The Reserve Bank 's(SARB) Monetary Policy Committee (MPC) concluded its interest rate meeting today, and the outcome was a decision to leave its policy Repo rate unchanged at 5%, not surprising with consumer price inflation still not far from the upper target limit (6%) at 5.6% in May.

The Governor yet again pointed to downside risks to local economic growth, already battling along at below 2% year-on-year, and the Bank actually lowered its 2013 GDP growth forecast to 2.0% from 2.4%.

Weak growth is a factor that has kept interest rates at multi-decade lows for some time now, and which leads us to believe that interest rate hiking is some way off.

However, while seeing downside risks to economic growth, the SARB still sees upside risks to inflation, with the threat of a wage-price spiral, as a result of high wage demands, still there, while a volatile rand has also been in play.

Indeed, at the present time, the Consumer Price Inflation rate of 5.6% hugs the SARB's upper target limit of 6%, and the average wage settlement (according to Andrew Levy) accelerated from 7.6% in 2012 to 7.9% in the 1st quarter of 2013. Such pressures,  leave the Bank little room to maneuver in terms of rate cutting.

The implications of today's unchanged interest rate decision are believed to be a further slowing in real household disposable income, as the effect of prior rate cuts wears thin, a more-or-less sideways movement in the household debt-to-disposable income ratio, and no further meaningful improvement in household debt servicing (repayment) performance.

An unchanged decision also means that the combined fiscal and monetary policy impact on household sector finances remains negative, with the effective personal tax burden relative to income rising further in 2013.

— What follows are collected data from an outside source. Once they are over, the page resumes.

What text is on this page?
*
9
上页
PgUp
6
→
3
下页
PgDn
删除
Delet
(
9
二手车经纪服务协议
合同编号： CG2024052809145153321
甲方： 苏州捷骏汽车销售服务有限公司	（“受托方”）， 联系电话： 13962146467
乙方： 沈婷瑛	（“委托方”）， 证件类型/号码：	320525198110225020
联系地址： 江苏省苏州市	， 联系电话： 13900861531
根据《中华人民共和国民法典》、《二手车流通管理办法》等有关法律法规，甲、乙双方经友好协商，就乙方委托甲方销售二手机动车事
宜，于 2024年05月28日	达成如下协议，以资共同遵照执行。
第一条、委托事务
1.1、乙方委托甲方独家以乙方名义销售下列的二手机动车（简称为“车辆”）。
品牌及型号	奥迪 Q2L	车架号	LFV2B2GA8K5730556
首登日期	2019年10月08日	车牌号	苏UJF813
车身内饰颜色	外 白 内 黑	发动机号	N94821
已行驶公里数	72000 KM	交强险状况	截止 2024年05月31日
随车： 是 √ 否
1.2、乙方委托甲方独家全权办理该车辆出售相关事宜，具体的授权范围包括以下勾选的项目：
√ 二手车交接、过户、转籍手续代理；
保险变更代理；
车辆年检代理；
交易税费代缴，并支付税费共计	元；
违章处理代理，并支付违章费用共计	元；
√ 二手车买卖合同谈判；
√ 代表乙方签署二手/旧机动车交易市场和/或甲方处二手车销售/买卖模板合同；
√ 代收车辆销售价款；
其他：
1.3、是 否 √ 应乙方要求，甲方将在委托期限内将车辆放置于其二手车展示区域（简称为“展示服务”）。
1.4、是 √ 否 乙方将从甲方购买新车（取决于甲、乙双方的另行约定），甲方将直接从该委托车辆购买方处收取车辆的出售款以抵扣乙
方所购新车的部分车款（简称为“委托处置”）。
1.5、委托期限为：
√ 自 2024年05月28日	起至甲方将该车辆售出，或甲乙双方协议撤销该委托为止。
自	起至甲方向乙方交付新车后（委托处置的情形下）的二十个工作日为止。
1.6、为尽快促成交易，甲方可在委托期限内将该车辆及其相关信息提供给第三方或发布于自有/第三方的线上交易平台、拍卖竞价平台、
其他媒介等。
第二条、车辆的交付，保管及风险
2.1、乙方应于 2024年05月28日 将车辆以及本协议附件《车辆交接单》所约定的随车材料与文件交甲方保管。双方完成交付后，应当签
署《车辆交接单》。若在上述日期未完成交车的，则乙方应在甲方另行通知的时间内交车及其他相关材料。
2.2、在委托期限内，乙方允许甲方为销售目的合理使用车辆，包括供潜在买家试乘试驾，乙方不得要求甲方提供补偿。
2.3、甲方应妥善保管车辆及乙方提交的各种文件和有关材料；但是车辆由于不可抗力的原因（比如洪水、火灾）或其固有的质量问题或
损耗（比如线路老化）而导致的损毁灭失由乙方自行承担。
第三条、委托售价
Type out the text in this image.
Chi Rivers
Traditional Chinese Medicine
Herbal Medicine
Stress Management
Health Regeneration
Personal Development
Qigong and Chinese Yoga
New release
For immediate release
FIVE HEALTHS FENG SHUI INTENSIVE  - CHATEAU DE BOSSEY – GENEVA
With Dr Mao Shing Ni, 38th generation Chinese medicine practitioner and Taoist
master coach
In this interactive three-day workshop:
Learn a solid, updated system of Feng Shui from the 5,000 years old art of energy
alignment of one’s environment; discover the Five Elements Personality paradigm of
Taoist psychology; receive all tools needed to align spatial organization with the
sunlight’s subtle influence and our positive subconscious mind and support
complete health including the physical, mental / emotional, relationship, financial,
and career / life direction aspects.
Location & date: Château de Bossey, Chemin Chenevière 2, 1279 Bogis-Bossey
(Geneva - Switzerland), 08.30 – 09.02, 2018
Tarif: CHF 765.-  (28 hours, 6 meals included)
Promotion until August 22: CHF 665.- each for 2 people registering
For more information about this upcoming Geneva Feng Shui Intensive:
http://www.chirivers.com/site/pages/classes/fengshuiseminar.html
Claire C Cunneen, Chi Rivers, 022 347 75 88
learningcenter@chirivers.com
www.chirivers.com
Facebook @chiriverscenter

The FNB view is that we are now in a lengthy period of stable and unchanged interest rates that is expected to last through the rest of 2013 and well beyond.

With consumer price inflation near the upper target limit of 6%, the SARB has little room to move in the form of further interest rate cutting at present.

The best option for the household sector?

We remain of the belief that the household sector should actively try to lower its debt-to-disposable income ratio  while interest rates are low.

A scenario of a rising personal tax bill along with utilities tariffs, relative to income, probably means that a lower level of household sector indebtedness is now appropriate from a financial health point of view.

So, while the normal response is often to borrow more when interest rates are low, a more preferable option may well be to use the low interest rate environment to lower the debt-to-disposable income ratio.

While the most recent debt-to-disposable income ratio for the household sector stood at 75.4%, which is down from the 2009 peak of 83%, it remains high by SA's historic standards.